John Kennedy Toole wrote this short (162 svelte pages) Southern Gothic novel as a teenager, age 16. It shows surprising skill and craft for the creation of one so young. It also shows surprising emotional maturity for one so young.
It reads very well. Toole did an excellent job of creating not just a feel of the little Louisiana town, but several strong characters- most notably his Aunt Mae. He doesn't have a strong "plot" in the sense of a discreet continual storyline, but the succession of events over several years adds up to a statement and viewpoint. He brings it all together with a big conclusion. It works.
This book would be really excellent for high school aged readers. Though the protagonist is a boy, the sensitivities and the dominance of female characters would make this more obviously appealing to a teenage girl rather than boys of that age.

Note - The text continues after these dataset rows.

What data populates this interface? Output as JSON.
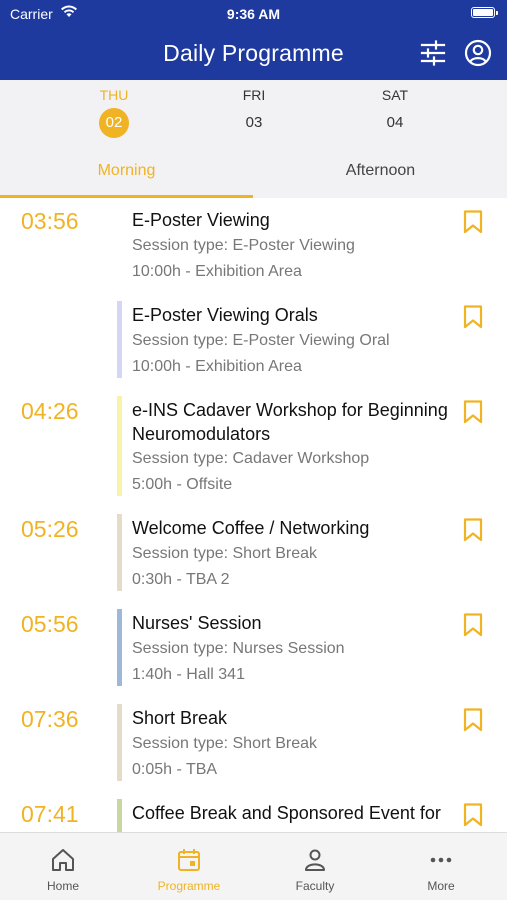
{
  "status_bar": {
    "carrier": "Carrier",
    "time": "9:36 AM"
  },
  "header": {
    "title": "Daily Programme",
    "filter_icon": "sliders-icon",
    "profile_icon": "user-circle-icon"
  },
  "colors": {
    "header": "#1f3a9e",
    "accent": "#f0b323",
    "grey_bg": "#f2f2f4"
  },
  "days": [
    {
      "name": "THU",
      "number": "02",
      "active": true
    },
    {
      "name": "FRI",
      "number": "03",
      "active": false
    },
    {
      "name": "SAT",
      "number": "04",
      "active": false
    }
  ],
  "tabs": [
    {
      "label": "Morning",
      "active": true
    },
    {
      "label": "Afternoon",
      "active": false
    }
  ],
  "sessions": [
    {
      "time": "03:56",
      "title": "E-Poster Viewing",
      "type": "Session type: E-Poster Viewing",
      "detail": "10:00h - Exhibition Area",
      "color": ""
    },
    {
      "time": "",
      "title": "E-Poster Viewing Orals",
      "type": "Session type: E-Poster Viewing Oral",
      "detail": "10:00h - Exhibition Area",
      "color": "#d5d5f5"
    },
    {
      "time": "04:26",
      "title": "e-INS Cadaver Workshop for Beginning Neuromodulators",
      "type": "Session type: Cadaver Workshop",
      "detail": "5:00h - Offsite",
      "color": "#f7f3a8"
    },
    {
      "time": "05:26",
      "title": "Welcome Coffee / Networking",
      "type": "Session type: Short Break",
      "detail": "0:30h - TBA 2",
      "color": "#e2dcc8"
    },
    {
      "time": "05:56",
      "title": "Nurses' Session",
      "type": "Session type: Nurses Session",
      "detail": "1:40h - Hall 341",
      "color": "#9db8d8"
    },
    {
      "time": "07:36",
      "title": "Short Break",
      "type": "Session type: Short Break",
      "detail": "0:05h - TBA",
      "color": "#e2dcc8"
    },
    {
      "time": "07:41",
      "title": "Coffee Break and Sponsored Event for",
      "type": "",
      "detail": "",
      "color": "#c8d8a0"
    }
  ],
  "bottom_nav": [
    {
      "label": "Home",
      "icon": "home-icon",
      "active": false
    },
    {
      "label": "Programme",
      "icon": "calendar-icon",
      "active": true
    },
    {
      "label": "Faculty",
      "icon": "person-icon",
      "active": false
    },
    {
      "label": "More",
      "icon": "more-dots-icon",
      "active": false
    }
  ]
}
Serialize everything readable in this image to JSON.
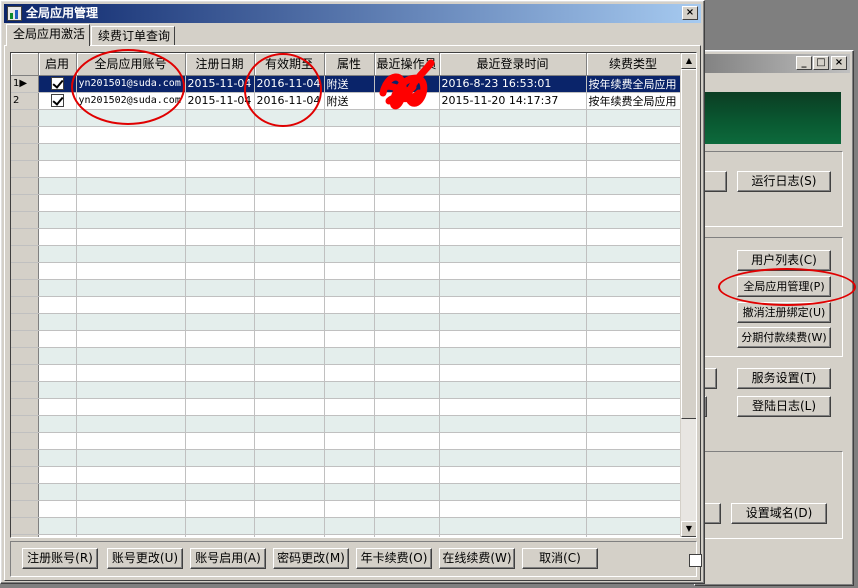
{
  "back_window": {
    "buttons": {
      "run_log": "运行日志(S)",
      "user_list": "用户列表(C)",
      "global_app_manage": "全局应用管理(P)",
      "cancel_binding": "撤消注册绑定(U)",
      "installment_renew": "分期付款续费(W)",
      "service_settings": "服务设置(T)",
      "login_log": "登陆日志(L)",
      "set_domain": "设置域名(D)"
    },
    "accent": "#0a5a32"
  },
  "dialog": {
    "title": "全局应用管理",
    "close_label": "×",
    "tabs": [
      {
        "label": "全局应用激活",
        "active": true
      },
      {
        "label": "续费订单查询",
        "active": false
      }
    ],
    "grid": {
      "columns": [
        "启用",
        "全局应用账号",
        "注册日期",
        "有效期至",
        "属性",
        "最近操作员",
        "最近登录时间",
        "续费类型"
      ],
      "rows": [
        {
          "num": "1",
          "enabled": true,
          "account": "yn201501@suda.com",
          "reg_date": "2015-11-04",
          "expire": "2016-11-04",
          "attr": "附送",
          "operator": "",
          "last_login": "2016-8-23 16:53:01",
          "renew_type": "按年续费全局应用",
          "selected": true
        },
        {
          "num": "2",
          "enabled": true,
          "account": "yn201502@suda.com",
          "reg_date": "2015-11-04",
          "expire": "2016-11-04",
          "attr": "附送",
          "operator": "",
          "last_login": "2015-11-20 14:17:37",
          "renew_type": "按年续费全局应用",
          "selected": false
        }
      ]
    },
    "buttons": {
      "register": "注册账号(R)",
      "modify": "账号更改(U)",
      "enable": "账号启用(A)",
      "password": "密码更改(M)",
      "annual": "年卡续费(O)",
      "online": "在线续费(W)",
      "cancel": "取消(C)"
    }
  }
}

The Neon Bible rates pretty good as a book in its own right for adults or teens, but it really rates as a must-read for anyone who's big on Toole's other book, the Pulitzer winning A Confederacy of Dunces. It gives more clues and depth of meaning to his better known book.
For starters, now I'm thinking about Confederacy as a Southern goth novel turned inside out. Like The Neon Bible, it has all the decaying Southern atmosphere, and the tragic characters trapped by their birth. Confederacy is from one angle a comic Southern goth riff.
There are numerous similarities beneath the surfaces of what seem like very different styles and tones. Both novels have boys dependent on weak, deteriorating mother characters.
Most striking, both of Toole's novels end with their protagonists fleeing their homes, desperately hoping for some kind of unknown deliverance or redemption in some random place far away from a home they've never before left. In both cases, the flight resolves the immediate story lines, yet leaves the character lost and hanging out in space. You can really see how the author was staring into the abyss in both novels.